One of the narratives that held my interest was on lift.  Mind you, the aeroplane was still more of a curiosity than useful invention at the time these volumes were published.   This particular article invited the reader to experience lift by building a hot air balloon, which it called a "sky lantern".  My imagination, perhaps because I had never built one, burned as brightly as the tea-light that heated the air inside the lantern to produce lift.

It is late here, as I write.  The dogs and I have just returned from the evening's last walk.  The moon, nearly half full, is still waxing.  The sky remains dark enough to afford full view of the stars in the night sky.  And, it is a lovely night indeed.  It's the good weather and the light of pubs that seem to draw people this weekend night.  As music and crowds spill out onto the street, the mood is intoxicating.  I return feeling as though I've travelled through time, to islands further south in the Caribbean jet stream.  Memories of evenings spent in places in the sun have become enmeshed with being here now.  Perhaps, as dusk settles into the light on the Eastern seaboard of America, or, still burns brightly over the West, it is more appropriate to say that I am sensing timelessness.

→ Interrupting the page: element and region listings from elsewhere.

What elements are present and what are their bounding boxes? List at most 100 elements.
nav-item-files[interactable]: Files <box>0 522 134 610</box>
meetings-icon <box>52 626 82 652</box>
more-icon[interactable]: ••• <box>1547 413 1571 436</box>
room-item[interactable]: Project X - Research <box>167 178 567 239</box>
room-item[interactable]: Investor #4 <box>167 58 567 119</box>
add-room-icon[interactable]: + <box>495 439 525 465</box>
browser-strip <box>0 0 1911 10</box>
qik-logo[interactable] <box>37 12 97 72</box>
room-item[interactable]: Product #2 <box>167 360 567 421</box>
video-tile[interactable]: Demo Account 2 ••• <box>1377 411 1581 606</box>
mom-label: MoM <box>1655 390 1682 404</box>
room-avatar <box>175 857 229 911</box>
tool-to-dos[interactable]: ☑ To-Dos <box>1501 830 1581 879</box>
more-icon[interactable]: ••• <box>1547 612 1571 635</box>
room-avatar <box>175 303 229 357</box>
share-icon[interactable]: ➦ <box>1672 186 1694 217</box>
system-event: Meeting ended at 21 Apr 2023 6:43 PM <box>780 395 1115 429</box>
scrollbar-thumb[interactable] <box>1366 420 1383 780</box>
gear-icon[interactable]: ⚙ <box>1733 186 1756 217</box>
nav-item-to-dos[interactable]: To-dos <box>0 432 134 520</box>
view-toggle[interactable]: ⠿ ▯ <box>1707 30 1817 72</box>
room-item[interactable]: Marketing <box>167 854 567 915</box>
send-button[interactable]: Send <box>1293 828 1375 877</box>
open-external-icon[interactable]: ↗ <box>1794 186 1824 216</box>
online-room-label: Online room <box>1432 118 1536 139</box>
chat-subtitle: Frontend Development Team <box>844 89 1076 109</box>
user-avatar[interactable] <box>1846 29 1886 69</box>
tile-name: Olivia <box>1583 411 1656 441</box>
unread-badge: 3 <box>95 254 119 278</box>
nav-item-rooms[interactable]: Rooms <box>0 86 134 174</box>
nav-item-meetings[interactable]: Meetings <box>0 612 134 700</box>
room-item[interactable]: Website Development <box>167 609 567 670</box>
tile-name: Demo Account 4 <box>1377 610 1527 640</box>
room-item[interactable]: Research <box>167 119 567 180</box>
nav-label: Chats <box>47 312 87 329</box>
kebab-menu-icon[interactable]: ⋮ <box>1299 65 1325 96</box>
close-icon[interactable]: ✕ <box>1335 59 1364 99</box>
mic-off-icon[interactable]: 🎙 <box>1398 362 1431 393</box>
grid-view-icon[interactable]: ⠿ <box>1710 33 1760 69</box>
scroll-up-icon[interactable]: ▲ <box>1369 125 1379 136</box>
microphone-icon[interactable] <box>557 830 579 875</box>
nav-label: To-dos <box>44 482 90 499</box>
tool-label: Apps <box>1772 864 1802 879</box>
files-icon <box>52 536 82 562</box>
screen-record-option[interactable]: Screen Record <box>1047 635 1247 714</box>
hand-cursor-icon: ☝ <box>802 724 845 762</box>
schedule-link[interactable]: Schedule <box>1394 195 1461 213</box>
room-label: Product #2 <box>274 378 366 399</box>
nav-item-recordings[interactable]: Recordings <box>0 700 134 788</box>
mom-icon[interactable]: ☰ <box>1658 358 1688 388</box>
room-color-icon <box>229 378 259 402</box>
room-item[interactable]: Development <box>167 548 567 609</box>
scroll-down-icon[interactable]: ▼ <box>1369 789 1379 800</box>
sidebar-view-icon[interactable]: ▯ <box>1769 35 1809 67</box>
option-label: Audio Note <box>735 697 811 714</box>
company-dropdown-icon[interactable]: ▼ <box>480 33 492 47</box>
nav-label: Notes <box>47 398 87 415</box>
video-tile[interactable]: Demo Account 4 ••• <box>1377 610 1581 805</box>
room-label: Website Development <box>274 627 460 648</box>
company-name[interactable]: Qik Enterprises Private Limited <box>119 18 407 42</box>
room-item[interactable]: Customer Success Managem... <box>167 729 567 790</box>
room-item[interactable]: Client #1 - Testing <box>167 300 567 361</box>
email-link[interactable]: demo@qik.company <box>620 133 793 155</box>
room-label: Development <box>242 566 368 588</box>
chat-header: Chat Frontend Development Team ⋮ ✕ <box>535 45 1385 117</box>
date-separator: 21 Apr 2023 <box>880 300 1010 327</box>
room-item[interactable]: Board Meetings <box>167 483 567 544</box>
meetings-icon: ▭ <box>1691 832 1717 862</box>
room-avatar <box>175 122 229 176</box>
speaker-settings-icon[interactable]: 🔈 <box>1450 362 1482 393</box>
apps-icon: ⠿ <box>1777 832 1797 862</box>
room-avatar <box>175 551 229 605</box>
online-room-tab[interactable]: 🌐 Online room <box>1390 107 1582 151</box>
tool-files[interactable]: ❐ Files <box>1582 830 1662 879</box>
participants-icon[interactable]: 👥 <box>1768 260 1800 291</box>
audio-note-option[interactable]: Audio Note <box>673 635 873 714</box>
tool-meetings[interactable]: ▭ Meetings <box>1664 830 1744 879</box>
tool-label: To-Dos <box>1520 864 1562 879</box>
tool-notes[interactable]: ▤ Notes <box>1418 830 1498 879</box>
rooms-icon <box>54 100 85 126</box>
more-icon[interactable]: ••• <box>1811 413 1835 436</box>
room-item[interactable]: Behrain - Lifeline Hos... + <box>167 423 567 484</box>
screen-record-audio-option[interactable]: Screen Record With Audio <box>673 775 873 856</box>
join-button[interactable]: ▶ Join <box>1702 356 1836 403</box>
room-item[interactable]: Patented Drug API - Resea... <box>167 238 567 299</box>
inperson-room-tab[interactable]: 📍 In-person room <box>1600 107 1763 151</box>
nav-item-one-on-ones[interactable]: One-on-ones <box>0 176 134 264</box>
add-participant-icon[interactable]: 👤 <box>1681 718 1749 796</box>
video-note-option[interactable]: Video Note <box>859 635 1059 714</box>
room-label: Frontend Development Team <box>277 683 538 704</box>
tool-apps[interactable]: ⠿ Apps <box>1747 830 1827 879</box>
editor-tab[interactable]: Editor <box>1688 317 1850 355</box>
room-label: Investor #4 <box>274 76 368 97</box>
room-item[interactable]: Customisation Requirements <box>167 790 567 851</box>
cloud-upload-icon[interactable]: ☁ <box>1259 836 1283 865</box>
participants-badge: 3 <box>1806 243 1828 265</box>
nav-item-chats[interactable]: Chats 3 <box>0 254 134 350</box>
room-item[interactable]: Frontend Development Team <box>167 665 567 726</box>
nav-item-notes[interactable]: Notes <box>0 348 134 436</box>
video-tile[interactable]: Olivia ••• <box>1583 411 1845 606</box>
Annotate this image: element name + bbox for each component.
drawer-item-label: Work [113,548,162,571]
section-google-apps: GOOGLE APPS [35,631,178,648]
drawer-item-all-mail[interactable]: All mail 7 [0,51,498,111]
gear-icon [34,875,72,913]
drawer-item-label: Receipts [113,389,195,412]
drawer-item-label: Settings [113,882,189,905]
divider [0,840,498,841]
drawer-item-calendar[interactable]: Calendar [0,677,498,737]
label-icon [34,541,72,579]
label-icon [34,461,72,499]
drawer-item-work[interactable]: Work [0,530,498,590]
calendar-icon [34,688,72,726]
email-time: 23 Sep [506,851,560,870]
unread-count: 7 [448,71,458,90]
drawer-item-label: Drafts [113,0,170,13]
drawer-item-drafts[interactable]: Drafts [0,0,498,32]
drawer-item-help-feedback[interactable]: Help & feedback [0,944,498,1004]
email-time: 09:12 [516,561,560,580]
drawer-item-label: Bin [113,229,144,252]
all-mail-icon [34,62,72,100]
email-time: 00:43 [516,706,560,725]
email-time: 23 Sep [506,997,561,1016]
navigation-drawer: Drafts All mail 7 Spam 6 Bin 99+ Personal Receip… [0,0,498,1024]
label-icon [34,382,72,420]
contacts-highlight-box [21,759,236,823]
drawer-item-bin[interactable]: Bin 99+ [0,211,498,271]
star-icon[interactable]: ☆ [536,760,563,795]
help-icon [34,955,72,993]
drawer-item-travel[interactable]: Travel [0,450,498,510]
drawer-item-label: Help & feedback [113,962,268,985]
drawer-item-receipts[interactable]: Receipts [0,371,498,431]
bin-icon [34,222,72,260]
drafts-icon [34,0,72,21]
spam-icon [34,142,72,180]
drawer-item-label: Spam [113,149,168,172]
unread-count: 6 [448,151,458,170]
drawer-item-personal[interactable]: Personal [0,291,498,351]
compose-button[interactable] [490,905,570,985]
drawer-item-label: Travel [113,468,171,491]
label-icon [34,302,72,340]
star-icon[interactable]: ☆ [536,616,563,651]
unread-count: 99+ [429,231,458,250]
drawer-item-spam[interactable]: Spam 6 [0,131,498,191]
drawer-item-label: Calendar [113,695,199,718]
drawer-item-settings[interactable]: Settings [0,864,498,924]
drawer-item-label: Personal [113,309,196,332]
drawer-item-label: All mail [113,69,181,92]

This evening, among the stars, there burned a light bright enough though still distant to be taken for a planet.  A sky lantern.   As I puzzled out what it might be, it too was magical.  It's yellow and orange glow signalled as might the lights of a jet bound for Tokyo - lights stilled in space, frozen on a plane that the ancients used to describe as a "crystalline sphere".   Then, it's fainting light seemed a memory of a fuller moon, as its light passed through a cloud of volcanic ash several weeks past.  No sooner had I recognized it as a sky lantern, its light had burnt out - as though knowledge had killed it.  I wondered if the anniversary that it likely was set adrift to celebrate might have ended unfortunately, perhaps even in an untimely death.

For a moment, as we passed beneath a street light, I'd lost sight of the falling craft.  It had been stolen from me.  Then, overhead, it spiralled, circled silently.  If air were water, it might have been a jellyfish above me as I swam through the cloudy confluence of north Florida's Saint Mary's River, where it meets the Atlantic, not far from where the French first attempted to settle the New World.  On closer approach, it seemed a fish taken from the sea, its jaw swung open at an angle, and, its gills simultaneously gasping for and losing breath.  In the dark, transfigured as it was, it was no longer a falling star.

I never imagined it.  The death of a sky lantern.  The article that enchanted me this long had never mentioned either what became of the lantern when the engine of lift had surrendered itself on the night.  There are sky-lights over the bed in the guest room.  I'll sleep there tonight and dream on it.